The Prague acquisition is one thread in a broader strategic recalibration underway at Kempinski.
“Opportunities to acquire hotels like Augustine Hotel, Prague are exceptionally rare,” Muckermann said in a statement accompanying the announcement. “This investment offered a unique and compelling opportunity to secure a heritage asset in a top-tier European luxury destination while also creating a grand showcase for The Good Life as the future of Kempinski as an ultra-luxury brand.”

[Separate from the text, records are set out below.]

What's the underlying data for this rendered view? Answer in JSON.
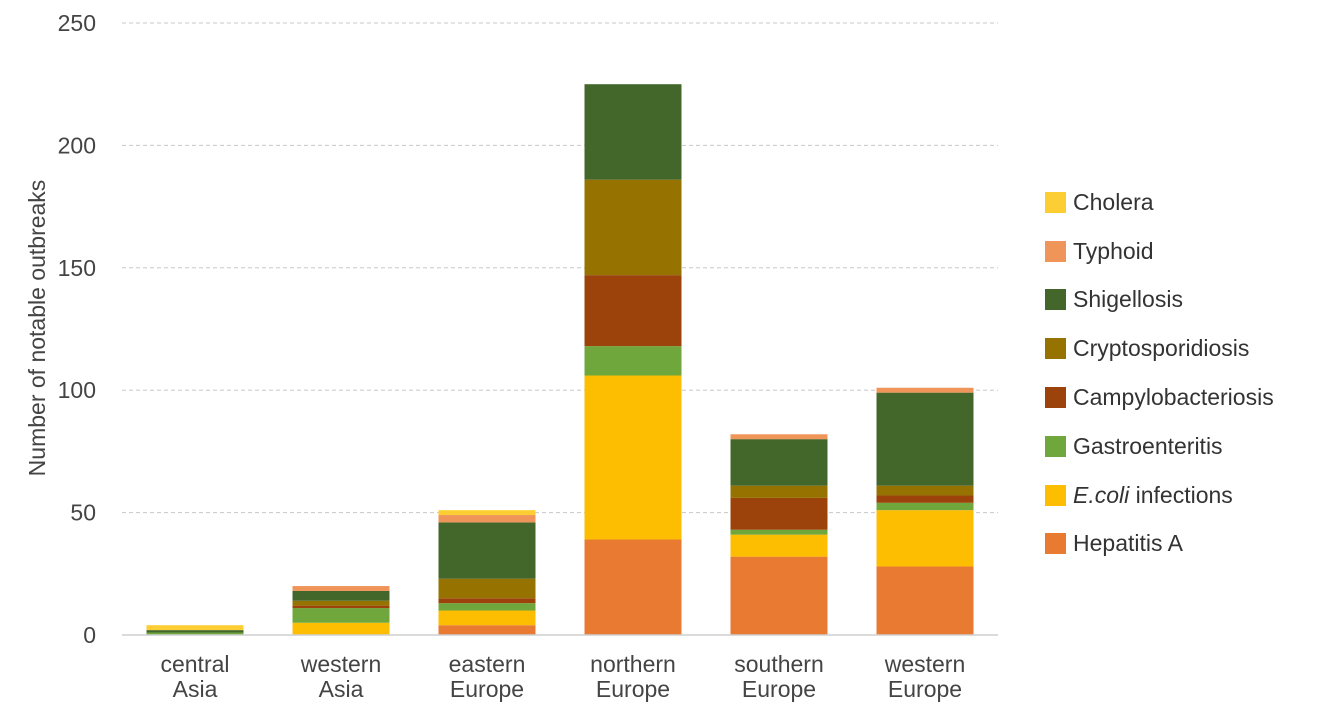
{
  "chart_data": {
    "type": "bar",
    "stacked": true,
    "ylabel": "Number of notable outbreaks",
    "xlabel": "",
    "ylim": [
      0,
      250
    ],
    "yticks": [
      0,
      50,
      100,
      150,
      200,
      250
    ],
    "grid": true,
    "legend_position": "right",
    "categories": [
      [
        "central",
        "Asia"
      ],
      [
        "western",
        "Asia"
      ],
      [
        "eastern",
        "Europe"
      ],
      [
        "northern",
        "Europe"
      ],
      [
        "southern",
        "Europe"
      ],
      [
        "western",
        "Europe"
      ]
    ],
    "series": [
      {
        "name": "Hepatitis A",
        "color": "#E97A31",
        "values": [
          0,
          0,
          4,
          39,
          32,
          28
        ]
      },
      {
        "name": "E.coli infections",
        "name_italic": "E.coli",
        "name_rest": " infections",
        "color": "#FDBD00",
        "values": [
          0,
          5,
          6,
          67,
          9,
          23
        ]
      },
      {
        "name": "Gastroenteritis",
        "color": "#6FA73D",
        "values": [
          1,
          6,
          3,
          12,
          2,
          3
        ]
      },
      {
        "name": "Campylobacteriosis",
        "color": "#9C430B",
        "values": [
          0,
          1,
          2,
          29,
          13,
          3
        ]
      },
      {
        "name": "Cryptosporidiosis",
        "color": "#967301",
        "values": [
          0,
          2,
          8,
          39,
          5,
          4
        ]
      },
      {
        "name": "Shigellosis",
        "color": "#43672A",
        "values": [
          1,
          4,
          23,
          39,
          19,
          38
        ]
      },
      {
        "name": "Typhoid",
        "color": "#F0955A",
        "values": [
          0,
          2,
          3,
          0,
          2,
          2
        ]
      },
      {
        "name": "Cholera",
        "color": "#FDCE34",
        "values": [
          2,
          0,
          2,
          0,
          0,
          0
        ]
      }
    ]
  }
}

The “Good Life” framing is intentional. Muckermann has recentered the brand around what she describes as its founding mission, defining luxury not as status or formality but as generosity and joy. Guest rooms at Augustine Hotel may have a “confessional feeling” by the windows, but there will also be a Good Life corner — which Muckermann teased would be the brand’s evolution of the hotel minibar.
On the portfolio side, the international growth strategy is focused on filling geographic gaps, European capitals and luxury leisure destinations chief among them, while deepening presence in areas of existing strength, including Southeast Asia and the Middle East.
North America, long discussed as a frontier for the brand, remains firmly in view. Kempinski's Virtuoso bookings grew 26 percent this summer, Muckermann noted as evidence that demand for the brand among North American travelers is real even without a domestic flagship.
“We do need to have a couple of flagships in North America,” she said, adding that the search for the right assets at the right economics is ongoing. A Kempinski-branded residential development is already underway in Miami’s Design District.
For now, consider Prague the proof of concept and the opening argument.